C’est d’autant plus dommage que les deux gratteux s’en donnent à cœur joie derrière. C’est certes parfois un peu trop emberlificoté, un peu trop tortueux, voire également un peu trop court-jeune-homme. Mais à d’autres moments cela peut également s’avérer très bon. Avec en option, en plus de la touche Mekong Delta / Coroner attendue, une approche qui n’est pas sans rappeler les vieux Nocturnus et Loudblast (auxquels je pense direct’ quand débarquent pour la première fois les 6-cordes, au début de « Dreams of Light », une fois passée l’intro kitchissime…). On se prend d’ailleurs à rêver que, histoire de transformer cette prometteuse citrouille en rutilant carrosse, un Vektor ou un Xoth se penche sur ce paquet de bonnes idées, afin d’en faire de véritables missiles.
Sur Time for Anger on retrouve également d’autres influences d’époque. Un break très « old Sodom », à 0:33 sur « Train To Kill ». Beaucoup de Metallica, période Master of Puppet, sur « You Must Die ». Et l’on profite d’autant mieux de tout cela que les solos sont nombreux, et que pendant ces épisodes sans postillons nos oreilles peuvent temporairement cicatriser.
Six pistes seulement, cela semblait un poil court pour cette exhumation. Ce sont donc 4 titres démos qui ont été ajoutés en fin de tracklist. Je vous ai dit avec quel acharnement la prod’ m'a chiqué les tympans sur la première mi-temps discographique : vous imaginez donc la souffrance en queue de peloton… Mais cela a beau être particulièrement pénible, on remarque de-ci de-là que les guitaristes continuent de faire du beau boulot, « Antichrist » et « Yortsed » contenant notamment de beaux petits riffs bien fiévreux.
Mais trêve de masochisme. J’ai écouté de nombreuses fois (j’insiste : nombreuses) Time for Anger. Donc non, ce n’est pas Yoris, Tik-Tokeur acnéique, qui livre ici son avis après 5 minutes d'écoute sur Youtube. D'ailleurs je reconnais volontiers que l’album offre de nombreux points d’intérêt pour l’amateur de riffs acérés et de structures alambiquées.

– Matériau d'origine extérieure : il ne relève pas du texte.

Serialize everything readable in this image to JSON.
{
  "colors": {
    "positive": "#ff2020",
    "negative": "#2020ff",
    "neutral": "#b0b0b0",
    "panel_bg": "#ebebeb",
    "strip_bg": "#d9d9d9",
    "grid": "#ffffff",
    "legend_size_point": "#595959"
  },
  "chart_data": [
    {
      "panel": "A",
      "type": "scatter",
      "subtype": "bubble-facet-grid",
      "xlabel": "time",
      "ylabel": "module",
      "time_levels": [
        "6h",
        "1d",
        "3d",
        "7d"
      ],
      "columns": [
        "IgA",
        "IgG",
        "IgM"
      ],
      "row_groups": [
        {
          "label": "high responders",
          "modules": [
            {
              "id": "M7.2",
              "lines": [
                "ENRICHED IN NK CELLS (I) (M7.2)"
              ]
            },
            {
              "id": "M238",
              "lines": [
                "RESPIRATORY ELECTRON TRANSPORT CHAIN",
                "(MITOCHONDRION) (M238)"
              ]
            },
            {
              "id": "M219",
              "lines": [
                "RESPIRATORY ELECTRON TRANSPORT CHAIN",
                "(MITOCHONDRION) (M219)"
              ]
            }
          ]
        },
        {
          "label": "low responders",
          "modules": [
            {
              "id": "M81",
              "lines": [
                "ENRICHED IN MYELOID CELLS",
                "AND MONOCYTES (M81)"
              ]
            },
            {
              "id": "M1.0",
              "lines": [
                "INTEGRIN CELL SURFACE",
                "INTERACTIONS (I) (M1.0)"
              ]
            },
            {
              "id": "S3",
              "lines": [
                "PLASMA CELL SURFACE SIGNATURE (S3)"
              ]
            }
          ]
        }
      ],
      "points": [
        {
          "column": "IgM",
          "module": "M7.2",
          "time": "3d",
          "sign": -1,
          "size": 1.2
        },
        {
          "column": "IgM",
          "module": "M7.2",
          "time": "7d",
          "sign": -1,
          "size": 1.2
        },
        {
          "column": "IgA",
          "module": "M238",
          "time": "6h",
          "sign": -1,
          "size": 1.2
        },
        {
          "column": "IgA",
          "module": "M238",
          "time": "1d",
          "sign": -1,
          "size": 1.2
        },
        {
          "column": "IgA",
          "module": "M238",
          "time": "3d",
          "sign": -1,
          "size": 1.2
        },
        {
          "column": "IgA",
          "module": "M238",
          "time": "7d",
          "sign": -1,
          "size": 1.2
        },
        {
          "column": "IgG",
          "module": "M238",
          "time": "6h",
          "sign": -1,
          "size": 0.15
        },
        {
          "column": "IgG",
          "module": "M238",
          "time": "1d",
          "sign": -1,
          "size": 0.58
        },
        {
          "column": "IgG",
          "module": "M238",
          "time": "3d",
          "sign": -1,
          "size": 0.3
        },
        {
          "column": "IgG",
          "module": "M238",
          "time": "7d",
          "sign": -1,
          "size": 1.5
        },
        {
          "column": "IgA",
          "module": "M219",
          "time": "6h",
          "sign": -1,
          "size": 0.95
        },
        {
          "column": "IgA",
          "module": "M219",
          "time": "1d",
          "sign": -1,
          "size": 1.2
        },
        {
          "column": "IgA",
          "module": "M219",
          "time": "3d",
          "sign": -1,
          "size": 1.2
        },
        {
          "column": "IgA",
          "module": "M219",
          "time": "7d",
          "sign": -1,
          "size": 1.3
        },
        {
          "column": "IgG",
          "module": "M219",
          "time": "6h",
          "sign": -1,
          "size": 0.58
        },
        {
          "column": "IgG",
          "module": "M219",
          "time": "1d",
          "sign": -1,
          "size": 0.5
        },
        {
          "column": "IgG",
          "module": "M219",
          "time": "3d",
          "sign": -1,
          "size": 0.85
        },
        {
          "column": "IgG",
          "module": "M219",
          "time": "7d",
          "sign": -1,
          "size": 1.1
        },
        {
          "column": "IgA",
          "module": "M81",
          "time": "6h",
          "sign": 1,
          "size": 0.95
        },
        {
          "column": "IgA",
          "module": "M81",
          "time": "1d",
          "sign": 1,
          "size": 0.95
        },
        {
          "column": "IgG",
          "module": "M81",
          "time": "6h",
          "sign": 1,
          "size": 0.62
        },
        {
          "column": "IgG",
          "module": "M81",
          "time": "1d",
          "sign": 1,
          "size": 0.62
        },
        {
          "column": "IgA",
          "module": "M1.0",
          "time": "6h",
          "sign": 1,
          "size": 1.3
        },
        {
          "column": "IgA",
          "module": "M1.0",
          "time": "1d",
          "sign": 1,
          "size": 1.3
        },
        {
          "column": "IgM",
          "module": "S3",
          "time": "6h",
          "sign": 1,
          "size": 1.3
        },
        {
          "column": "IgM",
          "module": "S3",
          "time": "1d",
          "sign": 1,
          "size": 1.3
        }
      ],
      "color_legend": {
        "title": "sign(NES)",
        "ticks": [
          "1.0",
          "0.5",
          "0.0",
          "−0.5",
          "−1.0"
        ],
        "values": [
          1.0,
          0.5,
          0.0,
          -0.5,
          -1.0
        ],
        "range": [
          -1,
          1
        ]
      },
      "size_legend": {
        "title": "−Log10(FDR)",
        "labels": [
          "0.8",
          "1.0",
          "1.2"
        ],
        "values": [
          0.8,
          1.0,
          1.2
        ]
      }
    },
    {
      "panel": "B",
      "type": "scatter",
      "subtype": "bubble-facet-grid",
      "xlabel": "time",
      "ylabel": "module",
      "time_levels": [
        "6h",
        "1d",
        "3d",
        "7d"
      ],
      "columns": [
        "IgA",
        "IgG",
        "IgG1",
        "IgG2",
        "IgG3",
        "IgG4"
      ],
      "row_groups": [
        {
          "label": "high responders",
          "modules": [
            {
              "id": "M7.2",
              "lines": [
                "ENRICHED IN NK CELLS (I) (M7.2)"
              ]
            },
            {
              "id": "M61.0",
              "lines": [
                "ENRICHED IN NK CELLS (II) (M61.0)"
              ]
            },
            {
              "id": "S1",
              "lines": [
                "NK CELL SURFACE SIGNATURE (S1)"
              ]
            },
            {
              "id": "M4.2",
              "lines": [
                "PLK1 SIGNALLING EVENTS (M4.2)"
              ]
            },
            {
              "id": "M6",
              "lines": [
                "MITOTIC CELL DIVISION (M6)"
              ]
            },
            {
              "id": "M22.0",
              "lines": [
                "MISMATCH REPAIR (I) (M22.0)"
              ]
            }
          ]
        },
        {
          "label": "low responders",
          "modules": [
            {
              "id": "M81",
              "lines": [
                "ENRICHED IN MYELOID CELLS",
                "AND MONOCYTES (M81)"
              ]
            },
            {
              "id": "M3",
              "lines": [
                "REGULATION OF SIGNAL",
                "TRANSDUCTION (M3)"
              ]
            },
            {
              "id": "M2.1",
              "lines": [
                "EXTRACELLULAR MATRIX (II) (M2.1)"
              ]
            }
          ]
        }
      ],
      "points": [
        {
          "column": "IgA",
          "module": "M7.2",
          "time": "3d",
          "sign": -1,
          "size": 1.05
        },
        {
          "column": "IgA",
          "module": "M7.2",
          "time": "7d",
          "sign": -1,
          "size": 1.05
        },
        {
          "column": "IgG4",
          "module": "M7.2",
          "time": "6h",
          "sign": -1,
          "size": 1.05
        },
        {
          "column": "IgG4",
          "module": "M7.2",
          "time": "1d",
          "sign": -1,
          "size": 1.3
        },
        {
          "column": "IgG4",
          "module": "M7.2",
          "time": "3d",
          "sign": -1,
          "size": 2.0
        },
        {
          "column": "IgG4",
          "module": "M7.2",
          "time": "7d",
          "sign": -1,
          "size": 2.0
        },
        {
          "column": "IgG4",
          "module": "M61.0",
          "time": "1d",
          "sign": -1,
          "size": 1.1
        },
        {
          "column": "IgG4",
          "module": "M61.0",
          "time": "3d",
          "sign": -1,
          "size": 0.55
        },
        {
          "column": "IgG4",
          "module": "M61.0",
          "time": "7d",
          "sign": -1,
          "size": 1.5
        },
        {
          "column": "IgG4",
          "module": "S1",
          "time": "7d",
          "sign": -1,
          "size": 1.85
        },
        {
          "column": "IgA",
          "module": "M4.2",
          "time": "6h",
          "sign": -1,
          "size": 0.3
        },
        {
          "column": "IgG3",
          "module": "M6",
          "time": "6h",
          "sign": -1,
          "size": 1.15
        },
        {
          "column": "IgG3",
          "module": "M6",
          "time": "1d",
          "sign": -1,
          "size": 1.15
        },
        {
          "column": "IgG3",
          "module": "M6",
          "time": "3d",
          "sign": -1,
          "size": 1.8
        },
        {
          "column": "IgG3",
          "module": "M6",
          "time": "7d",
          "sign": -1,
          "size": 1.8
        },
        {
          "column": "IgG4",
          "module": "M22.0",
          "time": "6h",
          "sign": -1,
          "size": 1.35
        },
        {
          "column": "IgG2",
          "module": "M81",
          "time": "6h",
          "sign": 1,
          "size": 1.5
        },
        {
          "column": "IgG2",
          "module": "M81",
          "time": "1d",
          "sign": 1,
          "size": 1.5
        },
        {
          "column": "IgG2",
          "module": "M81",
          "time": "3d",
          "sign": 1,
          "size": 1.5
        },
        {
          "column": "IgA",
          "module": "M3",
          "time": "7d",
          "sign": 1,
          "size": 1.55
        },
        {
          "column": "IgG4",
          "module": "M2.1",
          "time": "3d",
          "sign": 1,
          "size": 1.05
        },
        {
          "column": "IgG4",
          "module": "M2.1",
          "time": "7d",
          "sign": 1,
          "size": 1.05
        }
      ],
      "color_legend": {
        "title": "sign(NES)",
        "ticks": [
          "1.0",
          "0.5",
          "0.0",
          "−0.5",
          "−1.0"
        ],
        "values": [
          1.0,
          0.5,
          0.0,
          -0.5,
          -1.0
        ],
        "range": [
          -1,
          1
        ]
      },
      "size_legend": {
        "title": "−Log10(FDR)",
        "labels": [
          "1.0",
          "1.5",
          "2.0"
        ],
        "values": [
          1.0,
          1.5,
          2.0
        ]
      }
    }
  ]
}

Mais bordel, mieux vaut l’écouter après avoir bu un élixir de protection contre les mauvais esprits du passé ! Car cette relique discographique est comme le « Musée du Matériel Agricole Charentais au XIVe et XVe siècle » (qui existe sans doute à Cholet-les-Genoux ou à Combreville-sur-Pétoncle) : érudit, documenté, plein de bonnes intentions, l’édifice inspire le respect. On y entre curieux, on admire le travail méticuleusement accompli… Mais on a du mal à s’intéresser beaucoup plus de 10 minutes, entre autres à cause des odeurs mêlées de naphtaline et de poussière. Et on finit par en sortir en pressant le pas.
Le soleil brille tellement plus fort, à l’extérieur…
La chronique, version courte : Yortsed aurait normalement dû sortir Time of Anger, son seul et unique album de Techno-Thrash, au début des 90s, chez Roadrunner. Mais cela n'a pas pu se faire. Heureusement, grâce au travail passionné et à la DeLorean du label Metal Exhumator, il vous est ici proposé une chance de voir ce à quoi le monde a échappé (…avertissement préalable : un certificat d’aptitude à la plongée en brocante profonde, option Champollion, vous sera demandé avant d’appuyer sur >Play).